O governo federal registrou um déficit primário de R$ 48,2 bilhões em junho, segundo dados divulgados nesta quarta-feira pelo Tesouro Nacional. O resultado representa uma piora em relação ao mesmo mês de 2025, quando o déficit foi de R$ 46,3 bilhões, em valores corrigidos pela inflação.
O resultado é o pior para um mês de junho desde 2023, quando as contas públicas registraram saldo negativo de R$ 51,6 bilhões.
O déficit primário ocorre quando as despesas do governo superam as receitas com tributos e impostos, desconsiderando o pagamento dos juros da dívida pública.
Gastos cresceram acima da inflação
De acordo com o Tesouro Nacional, as despesas do governo alcançaram R$ 243,3 bilhões em junho, crescimento real de 9% em relação ao mesmo período do ano passado.
Entre os principais fatores para o aumento dos gastos estão:
- Despesas do Poder Executivo: +R$ 10,1 bilhões
- Créditos extraordinários: +R$ 2,8 bilhões
- Benefícios previdenciários: +R$ 2,1 bilhões
- Abono salarial e seguro-desemprego: +R$ 1,7 bilhão
- Pessoal e encargos sociais: +R$ 1,3 bilhão
Arrecadação também aumentou
As receitas líquidas do governo somaram R$ 195,2 bilhões em junho, alta real de 10,3% na comparação com o mesmo mês do ano anterior.
Segundo o Tesouro Nacional, o crescimento da arrecadação foi impulsionado pela atividade econômica, pelas medidas de aumento de receitas adotadas pelo governo federal e pelo desempenho do setor de petróleo.
Apesar disso, o avanço da arrecadação não foi suficiente para compensar o crescimento das despesas.
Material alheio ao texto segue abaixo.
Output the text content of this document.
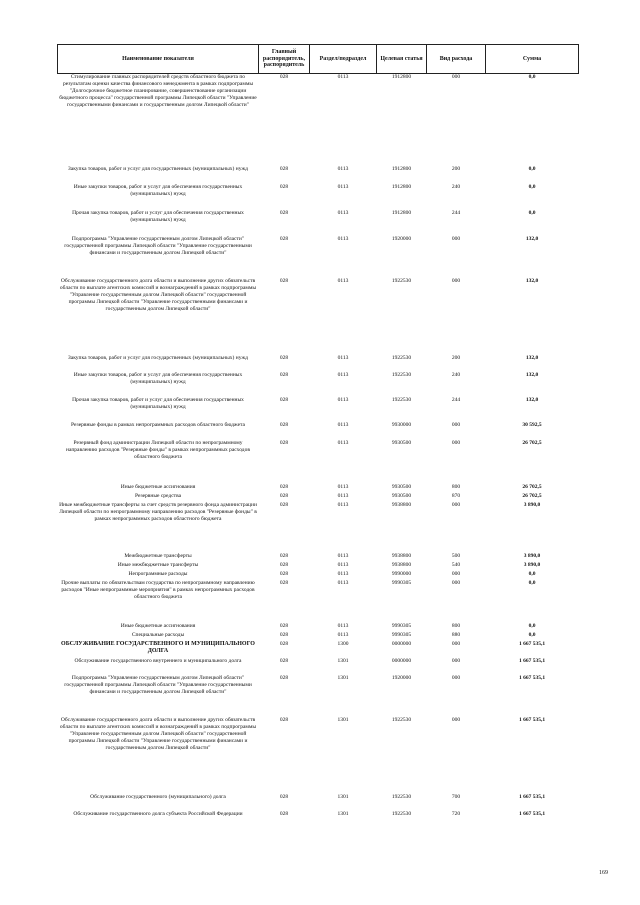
Наименование показателя	Главный распорядитель, распорядитель	Раздел/подраздел	Целевая статья	Вид расхода	Сумма
Стимулирование главных распорядителей средств областного бюджета по результатам оценки качества финансового менеджмента в рамках подпрограммы "Долгосрочное бюджетное планирование, совершенствование организации бюджетного процесса" государственной программы Липецкой области "Управление государственными финансами и государственным долгом Липецкой области"	028	0113	1912800	000	0,0
Закупка товаров, работ и услуг для государственных (муниципальных) нужд	028	0113	1912800	200	0,0
Иные закупки товаров, работ и услуг для обеспечения государственных (муниципальных) нужд	028	0113	1912800	240	0,0
Прочая закупка товаров, работ и услуг для обеспечения государственных (муниципальных) нужд	028	0113	1912800	244	0,0
Подпрограмма "Управление государственным долгом Липецкой области" государственной программы Липецкой области "Управление государственными финансами и государственным долгом Липецкой области"	028	0113	1920000	000	132,0
Обслуживание государственного долга области и выполнение других обязательств области по выплате агентских комиссий и вознаграждений в рамках подпрограммы "Управление государственным долгом Липецкой области" государственной программы Липецкой области "Управление государственными финансами и государственным долгом Липецкой области"	028	0113	1922530	000	132,0
Закупка товаров, работ и услуг для государственных (муниципальных) нужд	028	0113	1922530	200	132,0
Иные закупки товаров, работ и услуг для обеспечения государственных (муниципальных) нужд	028	0113	1922530	240	132,0
Прочая закупка товаров, работ и услуг для обеспечения государственных (муниципальных) нужд	028	0113	1922530	244	132,0
Резервные фонды в рамках непрограммных расходов областного бюджета	028	0113	9930000	000	30 592,5
Резервный фонд администрации Липецкой области по непрограммному направлению расходов "Резервные фонды" в рамках непрограммных расходов областного бюджета	028	0113	9930500	000	26 702,5
Иные бюджетные ассигнования	028	0113	9930500	800	26 702,5
Резервные средства	028	0113	9930500	870	26 702,5
Иные межбюджетные трансферты за счет средств резервного фонда администрации Липецкой области по непрограммному направлению расходов "Резервные фонды" в рамках непрограммных расходов областного бюджета	028	0113	9938800	000	3 890,0
Межбюджетные трансферты	028	0113	9938800	500	3 890,0
Иные межбюджетные трансферты	028	0113	9938800	540	3 890,0
Непрограммные расходы	028	0113	9990000	000	0,0
Прочие выплаты по обязательствам государства по непрограммному направлению расходов "Иные непрограммные мероприятия" в рамках непрограммных расходов областного бюджета	028	0113	9990305	000	0,0
Иные бюджетные ассигнования	028	0113	9990305	800	0,0
Специальные расходы	028	0113	9990305	880	0,0
ОБСЛУЖИВАНИЕ ГОСУДАРСТВЕННОГО И МУНИЦИПАЛЬНОГО ДОЛГА	028	1300	0000000	000	1 667 535,1
Обслуживание государственного внутреннего и муниципального долга	028	1301	0000000	000	1 667 535,1
Подпрограмма "Управление государственным долгом Липецкой области" государственной программы Липецкой области "Управление государственными финансами и государственным долгом Липецкой области"	028	1301	1920000	000	1 667 535,1
Обслуживание государственного долга области и выполнение других обязательств области по выплате агентских комиссий и вознаграждений в рамках подпрограммы "Управление государственным долгом Липецкой области" государственной программы Липецкой области "Управление государственными финансами и государственным долгом Липецкой области"	028	1301	1922530	000	1 667 535,1
Обслуживание государственного (муниципального) долга	028	1301	1922530	700	1 667 535,1
Обслуживание государственного долга субъекта Российской Федерации	028	1301	1922530	720	1 667 535,1
169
Déficit acumulado supera R$ 92 bilhões
No acumulado do primeiro semestre de 2026, o déficit primário chegou a R$ 92,2 bilhões.
Segundo o Tesouro, parte desse resultado está relacionada ao pagamento antecipado de precatórios realizado em março, que concentrou uma parcela significativa das despesas na primeira metade do ano.
Os dados fazem parte do Relatório do Tesouro Nacional sobre a execução das contas públicas e refletem a situação fiscal do governo federal ao longo de 2026.